Discard the breast and thigh skin. Remove and discard excess fat from chicken pieces.
2 Parboil bones for 3 minutes: Place breast and thigh bones, the back, leg, neck, and wings in a large (8 quart) pot. Cover with water. Bring to a full rolling boil. Boil for 3 minutes. After 3 minutes, remove from heat, drain off the water, rinse the bones and the pot.
3 Make stock with parboiled bones, celery, carrots, onion, garlic, thyme, parsley, peppercorns: Return the now parboiled bones to the clean pot. Add a couple carrots and a couple celery ribs, each cut into 2 inch chunks, and some celery tops if you have them, to the pot with the chicken. (Fennel tops or leek greens can be added too, if you have them.) Add the quartered onion, garlic cloves, thyme, one-half of the parsley, and the peppercorns to the pot.
Cover with an inch or two of water (about 3 quarts). Bring to a low simmer (about 185°F) and let simmer (the stock should be just barely bubbling), partially covered, for 1 1/2 hours.
4 Strain bones and solids from the stock: At the end of 1 1/2 hours strain out the bones and vegetables, reserving the stock. If you want, set aside and strip the bones of any remaining meat. After parboiling and 1 1/2 hours of cooking the meat will be rather dry and tasteless, though you can use it in a chicken salad. Rinse out the pot and return the stock to the pot.

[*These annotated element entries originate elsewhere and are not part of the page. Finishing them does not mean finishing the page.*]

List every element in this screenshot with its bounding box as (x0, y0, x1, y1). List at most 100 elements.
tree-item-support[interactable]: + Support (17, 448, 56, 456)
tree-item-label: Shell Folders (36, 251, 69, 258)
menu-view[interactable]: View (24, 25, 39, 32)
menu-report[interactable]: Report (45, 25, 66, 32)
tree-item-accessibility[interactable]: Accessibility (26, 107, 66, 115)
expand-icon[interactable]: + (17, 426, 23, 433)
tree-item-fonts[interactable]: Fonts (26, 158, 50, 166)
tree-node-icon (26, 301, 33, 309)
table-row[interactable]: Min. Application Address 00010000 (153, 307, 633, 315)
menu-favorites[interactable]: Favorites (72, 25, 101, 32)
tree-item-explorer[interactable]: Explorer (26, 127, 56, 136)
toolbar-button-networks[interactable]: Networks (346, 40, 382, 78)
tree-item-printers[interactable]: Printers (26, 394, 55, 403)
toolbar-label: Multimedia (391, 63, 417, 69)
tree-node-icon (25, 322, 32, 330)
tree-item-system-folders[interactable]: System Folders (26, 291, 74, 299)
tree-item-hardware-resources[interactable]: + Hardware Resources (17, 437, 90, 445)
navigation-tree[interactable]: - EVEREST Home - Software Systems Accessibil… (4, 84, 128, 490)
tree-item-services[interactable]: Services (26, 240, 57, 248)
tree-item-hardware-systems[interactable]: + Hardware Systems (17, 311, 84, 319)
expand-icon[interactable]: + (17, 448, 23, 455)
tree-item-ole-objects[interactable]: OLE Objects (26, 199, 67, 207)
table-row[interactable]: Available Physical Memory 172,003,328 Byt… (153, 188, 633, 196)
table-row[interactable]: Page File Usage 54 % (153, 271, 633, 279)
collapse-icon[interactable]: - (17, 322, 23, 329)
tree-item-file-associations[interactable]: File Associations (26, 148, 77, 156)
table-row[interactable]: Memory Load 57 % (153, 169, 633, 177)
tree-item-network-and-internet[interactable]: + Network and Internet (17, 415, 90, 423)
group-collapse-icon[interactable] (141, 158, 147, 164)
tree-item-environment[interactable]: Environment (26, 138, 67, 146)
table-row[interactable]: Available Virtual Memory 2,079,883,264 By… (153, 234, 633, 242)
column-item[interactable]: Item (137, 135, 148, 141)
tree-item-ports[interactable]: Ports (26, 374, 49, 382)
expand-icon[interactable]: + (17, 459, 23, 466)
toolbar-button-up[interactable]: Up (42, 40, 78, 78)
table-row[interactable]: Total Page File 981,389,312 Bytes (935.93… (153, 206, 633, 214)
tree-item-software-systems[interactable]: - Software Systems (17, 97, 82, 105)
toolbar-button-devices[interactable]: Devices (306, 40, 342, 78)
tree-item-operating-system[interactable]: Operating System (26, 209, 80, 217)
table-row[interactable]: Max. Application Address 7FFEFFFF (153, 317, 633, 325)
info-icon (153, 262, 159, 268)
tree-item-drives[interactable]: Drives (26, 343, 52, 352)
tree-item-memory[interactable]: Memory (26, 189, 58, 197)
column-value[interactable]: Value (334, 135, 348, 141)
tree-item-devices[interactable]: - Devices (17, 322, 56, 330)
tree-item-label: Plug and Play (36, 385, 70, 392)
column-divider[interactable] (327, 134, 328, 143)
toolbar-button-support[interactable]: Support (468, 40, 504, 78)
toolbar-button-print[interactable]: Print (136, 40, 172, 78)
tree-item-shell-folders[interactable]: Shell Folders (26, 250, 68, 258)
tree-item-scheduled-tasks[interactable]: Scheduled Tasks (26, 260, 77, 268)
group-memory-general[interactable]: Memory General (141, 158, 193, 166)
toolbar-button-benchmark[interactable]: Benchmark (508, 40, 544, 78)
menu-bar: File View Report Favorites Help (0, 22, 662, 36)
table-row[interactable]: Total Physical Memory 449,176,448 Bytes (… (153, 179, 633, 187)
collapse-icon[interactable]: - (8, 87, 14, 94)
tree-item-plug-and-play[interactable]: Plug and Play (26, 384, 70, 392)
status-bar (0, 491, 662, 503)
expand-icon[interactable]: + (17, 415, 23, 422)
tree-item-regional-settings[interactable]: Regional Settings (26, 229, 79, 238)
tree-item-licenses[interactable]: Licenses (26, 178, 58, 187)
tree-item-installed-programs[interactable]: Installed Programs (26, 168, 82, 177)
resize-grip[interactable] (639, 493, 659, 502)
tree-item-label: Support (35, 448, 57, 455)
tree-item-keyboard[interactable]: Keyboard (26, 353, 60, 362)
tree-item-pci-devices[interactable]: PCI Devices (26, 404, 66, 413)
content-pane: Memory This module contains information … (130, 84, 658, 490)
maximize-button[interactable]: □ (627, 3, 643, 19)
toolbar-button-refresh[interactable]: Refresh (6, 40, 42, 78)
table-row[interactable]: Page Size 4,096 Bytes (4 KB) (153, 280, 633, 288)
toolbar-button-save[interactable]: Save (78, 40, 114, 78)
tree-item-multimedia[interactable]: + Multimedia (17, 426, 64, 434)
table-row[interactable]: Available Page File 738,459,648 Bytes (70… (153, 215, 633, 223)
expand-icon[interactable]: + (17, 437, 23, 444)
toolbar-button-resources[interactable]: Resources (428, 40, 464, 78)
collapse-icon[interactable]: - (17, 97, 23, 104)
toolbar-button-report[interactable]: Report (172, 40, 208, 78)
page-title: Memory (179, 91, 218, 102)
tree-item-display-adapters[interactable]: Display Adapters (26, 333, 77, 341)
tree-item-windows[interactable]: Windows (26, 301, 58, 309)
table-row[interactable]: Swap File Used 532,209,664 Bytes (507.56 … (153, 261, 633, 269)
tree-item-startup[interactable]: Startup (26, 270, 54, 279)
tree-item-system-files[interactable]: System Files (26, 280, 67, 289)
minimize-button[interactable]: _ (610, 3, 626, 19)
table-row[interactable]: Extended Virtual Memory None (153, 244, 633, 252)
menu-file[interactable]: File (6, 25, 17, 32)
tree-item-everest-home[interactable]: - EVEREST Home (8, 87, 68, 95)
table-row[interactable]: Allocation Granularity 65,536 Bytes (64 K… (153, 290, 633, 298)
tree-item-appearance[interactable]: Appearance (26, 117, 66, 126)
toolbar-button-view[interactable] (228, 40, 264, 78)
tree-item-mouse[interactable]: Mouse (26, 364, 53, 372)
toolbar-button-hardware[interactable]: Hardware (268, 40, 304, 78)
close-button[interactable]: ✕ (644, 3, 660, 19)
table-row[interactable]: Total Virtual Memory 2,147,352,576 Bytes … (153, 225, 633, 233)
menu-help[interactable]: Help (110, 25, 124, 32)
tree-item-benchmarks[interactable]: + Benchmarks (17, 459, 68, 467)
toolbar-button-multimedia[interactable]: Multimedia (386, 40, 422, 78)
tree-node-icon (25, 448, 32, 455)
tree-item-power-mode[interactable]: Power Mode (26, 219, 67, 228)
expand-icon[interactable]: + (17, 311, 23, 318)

5 Salt the stock: Taste the stock. It should be rather bland because up to now, no salt has been added. Add salt to taste. As a guideline, for each quart of stock, add 2 teaspoons of salt.
6 Add carrots, celery: Add the sliced carrots and celery to the stock, bring to a simmer.
7 Cut raw chicken breast and thigh meat, add to stock: Cut the chicken breast and thigh meat into bite-sized pieces. Add to the pot with the carrots, celery, and stock.
8 Add noodles, bring to simmer: Add the egg noodles and return to a simmer. Note that the noodles will expand substantially in the soup broth as they cook.
Simmer for until the egg noodles are just barely cooked through, al dente (about 5 minutes or so, depending on your package of noodles), and the chicken is just cooked through.
9 Add parsley, salt, pepper, thyme to serve: Stir in a handful of chopped fresh parsley. Add freshly ground black pepper, more thyme, and more salt to taste.